After Numerian had departed, the sinister smile again appeared on the countenance of Ulpius. He stood for a short time fixed in thought, and then began slowly to descend a staircase near him which led to some subterranean apartments. He had not gone far when a slight noise became audible at an extremity of the corridor above. As he listened for a repetition of the sound, he heard a sob, and looking cautiously up, discovered, by the moonlight, Antonina stepping cautiously along the marble pavement of the hall.
She held in her hand a little lamp; her small, rosy feet were uncovered; the tears still streamed over her cheeks. She advanced with the greatest caution (as if fearful of being overheard) until she gained the part of the floor still strewn with the ruins of the broken lute. Here she knelt down, and pressed each fragment that lay before her separately to her lips.

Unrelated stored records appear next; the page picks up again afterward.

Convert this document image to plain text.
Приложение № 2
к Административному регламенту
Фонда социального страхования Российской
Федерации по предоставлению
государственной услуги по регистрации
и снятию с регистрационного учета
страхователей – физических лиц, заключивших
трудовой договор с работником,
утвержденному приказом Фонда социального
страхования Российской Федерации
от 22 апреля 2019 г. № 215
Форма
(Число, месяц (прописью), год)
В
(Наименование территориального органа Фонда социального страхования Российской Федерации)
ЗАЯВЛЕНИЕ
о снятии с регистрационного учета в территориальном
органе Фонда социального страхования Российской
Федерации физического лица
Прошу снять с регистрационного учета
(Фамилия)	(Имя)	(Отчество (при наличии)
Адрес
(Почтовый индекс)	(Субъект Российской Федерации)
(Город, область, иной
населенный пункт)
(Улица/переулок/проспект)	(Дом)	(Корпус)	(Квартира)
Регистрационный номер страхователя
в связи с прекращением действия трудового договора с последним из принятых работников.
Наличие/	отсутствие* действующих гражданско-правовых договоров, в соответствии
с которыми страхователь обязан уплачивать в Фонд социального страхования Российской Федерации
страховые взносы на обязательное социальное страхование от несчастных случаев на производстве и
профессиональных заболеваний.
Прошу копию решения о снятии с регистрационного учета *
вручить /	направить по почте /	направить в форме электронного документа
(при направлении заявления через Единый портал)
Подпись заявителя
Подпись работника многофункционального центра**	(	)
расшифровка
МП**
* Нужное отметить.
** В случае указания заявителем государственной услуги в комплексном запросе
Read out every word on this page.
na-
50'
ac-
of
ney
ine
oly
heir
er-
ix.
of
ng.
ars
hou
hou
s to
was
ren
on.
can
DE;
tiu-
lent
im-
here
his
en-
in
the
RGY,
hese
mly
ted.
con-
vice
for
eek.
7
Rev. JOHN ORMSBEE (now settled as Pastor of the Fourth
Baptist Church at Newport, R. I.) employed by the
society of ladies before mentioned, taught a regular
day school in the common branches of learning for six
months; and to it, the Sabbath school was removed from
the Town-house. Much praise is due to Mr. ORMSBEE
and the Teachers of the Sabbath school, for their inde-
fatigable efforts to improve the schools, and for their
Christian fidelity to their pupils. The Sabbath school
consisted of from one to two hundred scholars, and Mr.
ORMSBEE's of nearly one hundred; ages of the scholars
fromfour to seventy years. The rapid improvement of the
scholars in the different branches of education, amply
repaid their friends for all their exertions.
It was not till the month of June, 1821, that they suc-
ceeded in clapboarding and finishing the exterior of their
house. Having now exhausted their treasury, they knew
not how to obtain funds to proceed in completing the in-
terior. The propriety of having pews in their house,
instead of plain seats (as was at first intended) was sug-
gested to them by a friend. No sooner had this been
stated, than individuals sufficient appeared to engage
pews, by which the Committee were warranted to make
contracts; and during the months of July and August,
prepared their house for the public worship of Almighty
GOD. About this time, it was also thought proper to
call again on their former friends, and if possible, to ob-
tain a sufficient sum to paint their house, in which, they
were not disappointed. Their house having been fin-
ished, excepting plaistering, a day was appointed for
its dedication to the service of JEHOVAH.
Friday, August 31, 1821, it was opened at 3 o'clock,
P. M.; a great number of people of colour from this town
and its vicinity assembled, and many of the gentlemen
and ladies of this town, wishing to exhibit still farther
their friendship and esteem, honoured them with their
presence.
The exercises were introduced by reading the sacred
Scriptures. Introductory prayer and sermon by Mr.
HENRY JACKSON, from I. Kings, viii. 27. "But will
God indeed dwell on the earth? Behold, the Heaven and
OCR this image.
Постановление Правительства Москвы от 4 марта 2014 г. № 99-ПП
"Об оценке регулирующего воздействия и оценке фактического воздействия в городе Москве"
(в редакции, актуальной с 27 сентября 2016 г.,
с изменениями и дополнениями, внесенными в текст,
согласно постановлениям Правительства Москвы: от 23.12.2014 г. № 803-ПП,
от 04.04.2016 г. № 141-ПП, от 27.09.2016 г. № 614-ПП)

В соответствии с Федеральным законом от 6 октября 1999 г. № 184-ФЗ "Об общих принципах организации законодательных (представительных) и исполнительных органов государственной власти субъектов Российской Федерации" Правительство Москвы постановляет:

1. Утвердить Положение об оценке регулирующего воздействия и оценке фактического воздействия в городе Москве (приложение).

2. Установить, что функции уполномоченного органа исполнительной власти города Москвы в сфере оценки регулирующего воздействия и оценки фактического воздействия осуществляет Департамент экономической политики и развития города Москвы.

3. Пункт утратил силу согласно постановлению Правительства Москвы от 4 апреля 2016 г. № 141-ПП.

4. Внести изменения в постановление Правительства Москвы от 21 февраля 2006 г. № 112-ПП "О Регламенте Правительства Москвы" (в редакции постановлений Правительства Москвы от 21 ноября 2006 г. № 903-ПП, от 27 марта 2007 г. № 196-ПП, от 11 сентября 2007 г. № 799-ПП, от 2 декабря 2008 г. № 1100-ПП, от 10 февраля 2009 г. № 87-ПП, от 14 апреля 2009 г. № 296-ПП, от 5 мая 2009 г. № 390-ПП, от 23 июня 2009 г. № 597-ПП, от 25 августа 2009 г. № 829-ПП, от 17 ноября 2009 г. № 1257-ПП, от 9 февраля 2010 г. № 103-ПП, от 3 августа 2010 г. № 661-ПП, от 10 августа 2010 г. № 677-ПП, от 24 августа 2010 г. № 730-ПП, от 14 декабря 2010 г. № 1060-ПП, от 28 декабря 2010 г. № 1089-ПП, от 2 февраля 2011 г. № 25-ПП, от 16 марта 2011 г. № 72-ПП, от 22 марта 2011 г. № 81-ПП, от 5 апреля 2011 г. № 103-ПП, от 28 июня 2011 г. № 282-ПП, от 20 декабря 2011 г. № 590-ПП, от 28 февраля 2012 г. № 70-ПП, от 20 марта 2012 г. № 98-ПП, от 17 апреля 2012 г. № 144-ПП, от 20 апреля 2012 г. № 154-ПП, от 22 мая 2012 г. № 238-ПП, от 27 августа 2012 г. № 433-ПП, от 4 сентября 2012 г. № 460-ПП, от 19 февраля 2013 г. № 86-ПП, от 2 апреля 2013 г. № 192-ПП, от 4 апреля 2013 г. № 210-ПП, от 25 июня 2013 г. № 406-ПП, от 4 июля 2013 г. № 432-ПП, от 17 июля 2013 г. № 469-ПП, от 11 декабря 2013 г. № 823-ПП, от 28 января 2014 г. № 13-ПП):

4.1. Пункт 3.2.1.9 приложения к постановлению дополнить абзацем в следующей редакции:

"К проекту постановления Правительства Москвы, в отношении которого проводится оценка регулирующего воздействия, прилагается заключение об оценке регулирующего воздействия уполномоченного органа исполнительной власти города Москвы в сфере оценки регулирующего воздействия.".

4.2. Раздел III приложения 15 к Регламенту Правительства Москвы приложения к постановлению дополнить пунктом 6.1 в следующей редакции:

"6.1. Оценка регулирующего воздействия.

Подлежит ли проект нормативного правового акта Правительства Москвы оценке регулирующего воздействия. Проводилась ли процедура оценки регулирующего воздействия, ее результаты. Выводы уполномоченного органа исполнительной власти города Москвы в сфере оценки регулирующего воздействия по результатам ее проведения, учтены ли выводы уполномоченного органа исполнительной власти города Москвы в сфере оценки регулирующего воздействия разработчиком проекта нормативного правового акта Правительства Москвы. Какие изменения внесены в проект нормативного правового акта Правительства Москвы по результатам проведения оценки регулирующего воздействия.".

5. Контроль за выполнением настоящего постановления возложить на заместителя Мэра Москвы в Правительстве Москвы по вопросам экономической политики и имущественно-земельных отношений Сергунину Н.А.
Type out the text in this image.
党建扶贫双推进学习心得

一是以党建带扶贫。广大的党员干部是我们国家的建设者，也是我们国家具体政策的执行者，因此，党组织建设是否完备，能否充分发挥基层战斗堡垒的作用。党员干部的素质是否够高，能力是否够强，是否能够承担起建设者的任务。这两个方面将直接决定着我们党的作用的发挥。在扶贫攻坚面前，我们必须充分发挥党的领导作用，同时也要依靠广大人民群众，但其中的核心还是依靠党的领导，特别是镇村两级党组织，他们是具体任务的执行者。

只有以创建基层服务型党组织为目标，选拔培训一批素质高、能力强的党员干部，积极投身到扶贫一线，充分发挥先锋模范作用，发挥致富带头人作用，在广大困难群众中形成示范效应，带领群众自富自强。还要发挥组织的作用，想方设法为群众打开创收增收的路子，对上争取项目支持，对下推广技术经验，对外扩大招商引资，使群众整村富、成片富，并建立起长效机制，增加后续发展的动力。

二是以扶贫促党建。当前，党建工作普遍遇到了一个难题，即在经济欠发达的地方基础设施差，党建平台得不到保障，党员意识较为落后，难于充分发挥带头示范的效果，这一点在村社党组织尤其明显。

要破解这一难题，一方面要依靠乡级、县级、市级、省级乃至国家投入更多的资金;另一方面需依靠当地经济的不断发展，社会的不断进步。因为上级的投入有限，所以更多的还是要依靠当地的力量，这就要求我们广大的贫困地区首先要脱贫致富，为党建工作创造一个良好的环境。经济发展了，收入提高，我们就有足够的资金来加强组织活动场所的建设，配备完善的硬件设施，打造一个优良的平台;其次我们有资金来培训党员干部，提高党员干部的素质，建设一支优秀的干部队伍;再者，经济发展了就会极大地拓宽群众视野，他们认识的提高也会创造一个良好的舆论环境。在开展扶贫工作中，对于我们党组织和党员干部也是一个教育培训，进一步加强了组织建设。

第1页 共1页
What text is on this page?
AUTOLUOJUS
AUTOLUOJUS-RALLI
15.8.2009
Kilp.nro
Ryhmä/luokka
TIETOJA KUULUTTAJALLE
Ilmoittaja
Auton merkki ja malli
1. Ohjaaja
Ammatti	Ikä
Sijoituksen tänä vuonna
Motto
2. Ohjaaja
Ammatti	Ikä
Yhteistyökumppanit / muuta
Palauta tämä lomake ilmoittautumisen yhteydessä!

Then hurriedly concealing a single piece in her bosom, she arose and stole quickly away in the direction by which she had come.
‘Be patient till the dawn,’ muttered her faithless guardian, gazing after her from his concealment as she disappeared; ‘it will bring to thy lute a restorer, and to Ulpius an ally!’
AN APPRENTICESHIP TO THE TEMPLE.
The action of our characters during the night included in the last two chapters has now come to a pause. Vetranio is awaiting his guests for the banquet; Numerian is in the chapel, preparing for the discourse that he is to deliver to his friends; Ulpius is meditating in his master’s house; Antonina is stretched upon her couch, caressing the precious fragment that she had saved from the ruins of her lute. All the immediate agents of our story are, for the present, in repose.
It is our purpose to take advantage of this interval of inaction, and direct the reader’s attention to a different country from that selected as the scene of our romance, and to such historical events of past years as connect themselves remarkably with the early life of Numerian’s perfidious convert. This man will be found a person of great importance in the future conduct of our story. It is necessary to the comprehension of his character, and the penetration of such of his purposes as have been already hinted at, and may subsequently appear, that the long course of his existence should be traced upwards to its source.
It was in the reign of Julian, when the gods of the Pagan achieved their last victory over the Gospel of the Christian, that a decently attired man, leading by the hand a handsome boy of fifteen years of age, entered the gates of Alexandria, and proceeded hastily towards the high priest’s dwelling in the Temple of Serapis.